Congress And The Supreme Court Fail To Reign in Federal Agencies

( – Congress has begun to lose control of the administrative state and the Supreme Court has had to step in its place to make legislative decisions but has also failed to rein it in, according to The Libertarian Republic. In Chevron U.S.A., Inc. v. NRDC (1984), the Court gave a win to agencies when it decided that law was to be deferred to the agencies creating and interpreting it.

This case represented an abandonment of the principle that was established much later by the Ohio Supreme Court in 2022. The Court rejected [A]ll forms of mandatory deference” and maintained the concept of the separation of powers which affirms the court’s ability to interpret to law, rather than allow a federal agency to breach what is permitted and do it themselves. 

But as the years have gone on, the United States federal government has continued to expand, primarily through the creation and expansion of unelected bureaucracies.

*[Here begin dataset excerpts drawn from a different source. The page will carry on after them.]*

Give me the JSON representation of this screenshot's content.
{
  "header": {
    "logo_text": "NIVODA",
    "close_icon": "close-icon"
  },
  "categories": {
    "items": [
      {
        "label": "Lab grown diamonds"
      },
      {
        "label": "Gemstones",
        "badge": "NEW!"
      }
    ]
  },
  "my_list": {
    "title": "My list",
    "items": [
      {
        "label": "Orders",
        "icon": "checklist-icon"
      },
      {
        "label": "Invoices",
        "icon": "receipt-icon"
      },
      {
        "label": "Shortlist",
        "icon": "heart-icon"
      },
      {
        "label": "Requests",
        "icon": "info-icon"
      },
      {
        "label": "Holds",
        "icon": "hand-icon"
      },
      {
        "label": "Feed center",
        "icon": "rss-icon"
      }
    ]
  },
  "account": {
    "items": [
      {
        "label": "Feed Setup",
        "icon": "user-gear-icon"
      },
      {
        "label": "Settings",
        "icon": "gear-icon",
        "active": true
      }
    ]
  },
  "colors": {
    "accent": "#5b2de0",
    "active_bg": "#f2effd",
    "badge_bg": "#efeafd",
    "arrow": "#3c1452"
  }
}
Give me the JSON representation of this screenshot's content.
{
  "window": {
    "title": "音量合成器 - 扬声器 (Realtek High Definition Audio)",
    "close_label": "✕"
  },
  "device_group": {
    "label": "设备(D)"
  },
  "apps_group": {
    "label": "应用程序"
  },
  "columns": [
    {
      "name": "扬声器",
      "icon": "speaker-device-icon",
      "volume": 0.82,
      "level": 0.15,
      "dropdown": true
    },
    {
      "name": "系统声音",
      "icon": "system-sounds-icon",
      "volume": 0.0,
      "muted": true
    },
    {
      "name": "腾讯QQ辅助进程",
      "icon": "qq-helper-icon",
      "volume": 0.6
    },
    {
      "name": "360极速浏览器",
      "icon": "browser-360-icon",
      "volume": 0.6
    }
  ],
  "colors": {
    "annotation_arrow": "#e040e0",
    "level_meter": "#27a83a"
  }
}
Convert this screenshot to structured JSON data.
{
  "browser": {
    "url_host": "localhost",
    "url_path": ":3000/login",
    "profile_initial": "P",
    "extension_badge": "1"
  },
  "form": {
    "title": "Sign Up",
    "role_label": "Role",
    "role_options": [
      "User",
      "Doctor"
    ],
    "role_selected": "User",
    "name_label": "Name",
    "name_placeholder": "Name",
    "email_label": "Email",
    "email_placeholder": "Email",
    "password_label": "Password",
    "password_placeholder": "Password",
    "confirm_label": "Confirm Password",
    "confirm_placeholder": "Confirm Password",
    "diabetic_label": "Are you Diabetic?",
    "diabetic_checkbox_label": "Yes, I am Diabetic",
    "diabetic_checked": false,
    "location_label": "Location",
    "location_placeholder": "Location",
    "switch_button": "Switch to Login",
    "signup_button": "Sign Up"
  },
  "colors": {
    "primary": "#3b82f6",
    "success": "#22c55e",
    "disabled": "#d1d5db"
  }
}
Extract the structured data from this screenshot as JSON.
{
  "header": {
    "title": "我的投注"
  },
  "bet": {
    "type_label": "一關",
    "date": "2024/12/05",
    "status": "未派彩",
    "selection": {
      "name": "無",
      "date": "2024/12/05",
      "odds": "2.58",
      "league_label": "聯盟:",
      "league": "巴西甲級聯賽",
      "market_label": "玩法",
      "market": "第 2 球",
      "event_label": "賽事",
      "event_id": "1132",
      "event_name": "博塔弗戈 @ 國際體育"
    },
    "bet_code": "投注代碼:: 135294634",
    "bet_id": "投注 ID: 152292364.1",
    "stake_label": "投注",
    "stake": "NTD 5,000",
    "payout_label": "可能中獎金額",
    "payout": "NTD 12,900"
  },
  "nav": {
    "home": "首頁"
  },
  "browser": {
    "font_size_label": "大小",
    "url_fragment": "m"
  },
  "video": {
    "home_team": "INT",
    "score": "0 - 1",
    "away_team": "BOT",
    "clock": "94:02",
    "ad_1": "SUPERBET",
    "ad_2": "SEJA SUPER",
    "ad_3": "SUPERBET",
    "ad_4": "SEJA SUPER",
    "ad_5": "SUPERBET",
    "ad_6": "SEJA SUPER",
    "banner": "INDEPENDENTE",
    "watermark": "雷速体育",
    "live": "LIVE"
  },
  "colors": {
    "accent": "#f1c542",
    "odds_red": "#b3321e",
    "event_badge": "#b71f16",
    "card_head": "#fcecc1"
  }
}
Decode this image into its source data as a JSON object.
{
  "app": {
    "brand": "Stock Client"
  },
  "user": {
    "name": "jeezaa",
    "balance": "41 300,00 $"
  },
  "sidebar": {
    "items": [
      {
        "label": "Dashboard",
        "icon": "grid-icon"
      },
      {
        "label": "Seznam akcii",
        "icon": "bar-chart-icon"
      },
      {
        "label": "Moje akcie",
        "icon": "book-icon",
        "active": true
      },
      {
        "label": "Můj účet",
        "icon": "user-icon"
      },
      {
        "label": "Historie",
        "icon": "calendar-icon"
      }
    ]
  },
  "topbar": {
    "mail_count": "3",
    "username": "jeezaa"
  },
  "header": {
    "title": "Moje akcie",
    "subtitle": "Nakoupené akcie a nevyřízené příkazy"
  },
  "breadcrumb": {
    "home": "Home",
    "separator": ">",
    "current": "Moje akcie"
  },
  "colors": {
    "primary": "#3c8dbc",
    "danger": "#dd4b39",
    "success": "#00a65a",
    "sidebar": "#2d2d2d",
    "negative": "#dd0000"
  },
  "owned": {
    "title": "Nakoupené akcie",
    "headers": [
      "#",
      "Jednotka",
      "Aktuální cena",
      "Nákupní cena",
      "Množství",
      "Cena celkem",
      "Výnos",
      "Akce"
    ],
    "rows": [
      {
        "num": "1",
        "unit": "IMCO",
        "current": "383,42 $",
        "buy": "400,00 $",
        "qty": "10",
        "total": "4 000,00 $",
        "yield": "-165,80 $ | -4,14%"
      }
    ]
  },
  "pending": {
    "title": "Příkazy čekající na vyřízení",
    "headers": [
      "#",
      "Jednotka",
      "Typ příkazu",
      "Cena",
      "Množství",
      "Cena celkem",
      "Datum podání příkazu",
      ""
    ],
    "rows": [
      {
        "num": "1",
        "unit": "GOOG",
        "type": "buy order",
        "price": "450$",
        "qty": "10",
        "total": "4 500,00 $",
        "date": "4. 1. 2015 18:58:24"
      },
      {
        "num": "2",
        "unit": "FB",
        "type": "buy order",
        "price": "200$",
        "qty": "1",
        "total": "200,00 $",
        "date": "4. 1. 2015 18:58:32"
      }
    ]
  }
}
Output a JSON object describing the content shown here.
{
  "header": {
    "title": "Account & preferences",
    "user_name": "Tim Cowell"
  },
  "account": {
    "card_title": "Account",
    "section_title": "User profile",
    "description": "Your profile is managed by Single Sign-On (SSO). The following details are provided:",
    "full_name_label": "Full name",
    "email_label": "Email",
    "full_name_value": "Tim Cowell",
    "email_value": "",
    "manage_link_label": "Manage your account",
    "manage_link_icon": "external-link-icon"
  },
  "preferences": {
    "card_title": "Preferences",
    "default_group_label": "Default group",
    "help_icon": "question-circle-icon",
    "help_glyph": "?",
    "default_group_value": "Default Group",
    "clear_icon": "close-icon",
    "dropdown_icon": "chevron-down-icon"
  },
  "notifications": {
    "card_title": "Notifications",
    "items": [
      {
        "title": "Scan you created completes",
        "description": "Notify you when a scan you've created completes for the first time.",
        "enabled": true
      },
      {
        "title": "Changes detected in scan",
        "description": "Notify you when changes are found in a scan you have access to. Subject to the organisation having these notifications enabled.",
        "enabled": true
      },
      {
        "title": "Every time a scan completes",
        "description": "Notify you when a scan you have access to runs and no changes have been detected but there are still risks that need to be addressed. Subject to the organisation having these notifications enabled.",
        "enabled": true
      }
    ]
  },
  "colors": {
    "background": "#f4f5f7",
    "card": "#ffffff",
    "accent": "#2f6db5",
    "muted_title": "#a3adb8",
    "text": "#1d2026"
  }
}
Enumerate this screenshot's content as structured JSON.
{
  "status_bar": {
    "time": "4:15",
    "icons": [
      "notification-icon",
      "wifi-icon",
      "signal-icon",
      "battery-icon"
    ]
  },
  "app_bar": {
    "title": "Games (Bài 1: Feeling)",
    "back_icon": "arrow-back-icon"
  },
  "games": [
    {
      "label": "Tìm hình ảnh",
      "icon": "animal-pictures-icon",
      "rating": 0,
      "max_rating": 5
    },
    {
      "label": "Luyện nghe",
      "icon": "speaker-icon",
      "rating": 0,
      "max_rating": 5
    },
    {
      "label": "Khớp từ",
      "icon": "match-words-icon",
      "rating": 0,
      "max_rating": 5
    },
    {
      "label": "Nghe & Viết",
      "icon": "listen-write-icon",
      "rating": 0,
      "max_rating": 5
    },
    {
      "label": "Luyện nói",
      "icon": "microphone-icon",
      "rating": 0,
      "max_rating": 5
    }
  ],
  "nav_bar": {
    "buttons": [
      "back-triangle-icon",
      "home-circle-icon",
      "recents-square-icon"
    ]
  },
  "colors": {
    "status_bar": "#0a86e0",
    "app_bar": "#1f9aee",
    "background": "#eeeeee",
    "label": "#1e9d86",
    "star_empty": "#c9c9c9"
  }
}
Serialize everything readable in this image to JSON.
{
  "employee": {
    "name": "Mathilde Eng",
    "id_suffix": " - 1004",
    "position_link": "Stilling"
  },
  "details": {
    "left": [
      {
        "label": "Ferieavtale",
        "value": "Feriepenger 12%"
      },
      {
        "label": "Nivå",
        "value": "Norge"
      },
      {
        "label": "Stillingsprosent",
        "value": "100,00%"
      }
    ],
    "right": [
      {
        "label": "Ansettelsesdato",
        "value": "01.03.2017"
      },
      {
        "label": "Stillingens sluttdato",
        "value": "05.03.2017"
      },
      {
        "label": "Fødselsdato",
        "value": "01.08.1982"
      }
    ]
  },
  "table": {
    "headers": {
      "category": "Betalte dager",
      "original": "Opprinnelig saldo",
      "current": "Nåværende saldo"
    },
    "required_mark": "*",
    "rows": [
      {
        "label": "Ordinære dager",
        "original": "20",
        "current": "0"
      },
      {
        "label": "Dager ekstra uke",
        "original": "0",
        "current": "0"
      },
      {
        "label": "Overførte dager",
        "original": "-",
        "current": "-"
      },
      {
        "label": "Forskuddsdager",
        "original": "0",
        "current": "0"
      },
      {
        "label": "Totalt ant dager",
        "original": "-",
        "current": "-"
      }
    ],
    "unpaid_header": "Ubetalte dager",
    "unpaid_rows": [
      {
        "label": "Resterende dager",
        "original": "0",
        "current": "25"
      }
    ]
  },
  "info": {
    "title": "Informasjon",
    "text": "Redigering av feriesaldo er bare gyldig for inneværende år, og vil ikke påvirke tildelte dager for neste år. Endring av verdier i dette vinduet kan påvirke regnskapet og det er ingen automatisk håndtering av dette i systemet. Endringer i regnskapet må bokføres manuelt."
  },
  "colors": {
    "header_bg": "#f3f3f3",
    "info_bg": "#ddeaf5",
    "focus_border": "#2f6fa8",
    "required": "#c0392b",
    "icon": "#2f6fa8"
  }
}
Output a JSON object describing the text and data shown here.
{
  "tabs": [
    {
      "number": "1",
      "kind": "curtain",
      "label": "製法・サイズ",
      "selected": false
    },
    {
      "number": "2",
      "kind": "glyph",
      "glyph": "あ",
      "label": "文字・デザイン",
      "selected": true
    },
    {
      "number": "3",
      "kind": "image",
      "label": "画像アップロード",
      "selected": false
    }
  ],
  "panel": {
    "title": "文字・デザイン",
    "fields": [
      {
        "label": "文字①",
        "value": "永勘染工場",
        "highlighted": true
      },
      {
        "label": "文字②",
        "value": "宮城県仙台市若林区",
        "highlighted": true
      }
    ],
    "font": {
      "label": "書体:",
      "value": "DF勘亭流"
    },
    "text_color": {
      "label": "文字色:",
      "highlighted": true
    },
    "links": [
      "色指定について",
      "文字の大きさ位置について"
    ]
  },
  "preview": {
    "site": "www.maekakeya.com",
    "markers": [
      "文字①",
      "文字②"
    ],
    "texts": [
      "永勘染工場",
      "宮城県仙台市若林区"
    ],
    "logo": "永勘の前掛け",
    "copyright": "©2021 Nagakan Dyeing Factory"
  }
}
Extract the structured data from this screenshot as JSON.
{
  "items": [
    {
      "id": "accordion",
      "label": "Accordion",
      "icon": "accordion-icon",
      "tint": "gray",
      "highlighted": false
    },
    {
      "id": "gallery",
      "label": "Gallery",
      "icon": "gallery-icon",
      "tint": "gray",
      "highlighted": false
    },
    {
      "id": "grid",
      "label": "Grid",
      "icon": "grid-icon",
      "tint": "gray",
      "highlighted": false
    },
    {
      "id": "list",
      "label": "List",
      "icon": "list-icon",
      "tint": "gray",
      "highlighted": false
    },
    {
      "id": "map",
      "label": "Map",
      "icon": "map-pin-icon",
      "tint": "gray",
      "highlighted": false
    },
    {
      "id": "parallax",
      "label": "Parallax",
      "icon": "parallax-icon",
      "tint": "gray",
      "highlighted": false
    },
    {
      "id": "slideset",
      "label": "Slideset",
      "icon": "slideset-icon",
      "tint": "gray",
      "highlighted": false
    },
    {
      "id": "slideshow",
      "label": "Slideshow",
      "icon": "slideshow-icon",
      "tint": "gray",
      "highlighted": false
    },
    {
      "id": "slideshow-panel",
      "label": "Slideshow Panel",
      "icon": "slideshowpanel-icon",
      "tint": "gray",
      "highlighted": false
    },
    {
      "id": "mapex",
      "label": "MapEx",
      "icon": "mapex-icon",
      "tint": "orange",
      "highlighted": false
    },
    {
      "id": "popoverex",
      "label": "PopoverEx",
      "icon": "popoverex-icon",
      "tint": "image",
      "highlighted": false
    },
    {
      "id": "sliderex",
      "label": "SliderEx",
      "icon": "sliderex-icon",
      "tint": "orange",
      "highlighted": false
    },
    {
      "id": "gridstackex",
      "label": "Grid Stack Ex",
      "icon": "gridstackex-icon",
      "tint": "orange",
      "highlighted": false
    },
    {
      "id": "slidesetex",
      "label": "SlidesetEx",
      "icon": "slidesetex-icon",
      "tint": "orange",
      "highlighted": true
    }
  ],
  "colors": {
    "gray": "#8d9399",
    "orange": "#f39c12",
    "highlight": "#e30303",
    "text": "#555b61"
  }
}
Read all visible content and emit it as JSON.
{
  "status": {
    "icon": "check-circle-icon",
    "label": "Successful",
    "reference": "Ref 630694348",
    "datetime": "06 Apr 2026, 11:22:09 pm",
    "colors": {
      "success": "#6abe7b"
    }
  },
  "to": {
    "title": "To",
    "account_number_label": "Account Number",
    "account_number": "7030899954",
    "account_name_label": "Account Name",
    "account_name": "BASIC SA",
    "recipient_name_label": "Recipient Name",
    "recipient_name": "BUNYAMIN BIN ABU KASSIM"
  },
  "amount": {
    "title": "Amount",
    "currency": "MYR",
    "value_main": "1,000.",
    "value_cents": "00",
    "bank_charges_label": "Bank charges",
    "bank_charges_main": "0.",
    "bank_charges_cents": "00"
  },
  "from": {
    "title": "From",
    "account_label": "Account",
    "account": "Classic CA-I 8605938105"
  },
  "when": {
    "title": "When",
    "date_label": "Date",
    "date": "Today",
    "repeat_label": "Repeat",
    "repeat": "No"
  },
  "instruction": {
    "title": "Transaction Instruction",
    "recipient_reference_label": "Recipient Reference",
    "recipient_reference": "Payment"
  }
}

Congress is a major source to blame for this, as it has deferred its power to agencies within the executive branch, according to American Pigeon

“The result is an increasingly legislative executive in which unelected bureaucrats across 15 federal departments can make or change policy with almost no accountability from the people,” author Luke Lattanzi writes in the magazine’s latest “Republics” issue.  

In 1946, Congress reportedly enacted the Administrative Procedure Act which was designed to give Congress the power to oversee agencies enforcing and creating regulations. But the agencies have since managed to circumnavigate that legislation to further increase their autonomy. 

In the 76 years since its passing, Congress has failed in amending the act. The Ohio Supreme Court aside, the U.S. Supreme Court has reportedly continued Congress’ failure to rein them in. Since 1976, the unelected bureaucracy has issued 212,271 rules, and it controls almost every aspect of American society.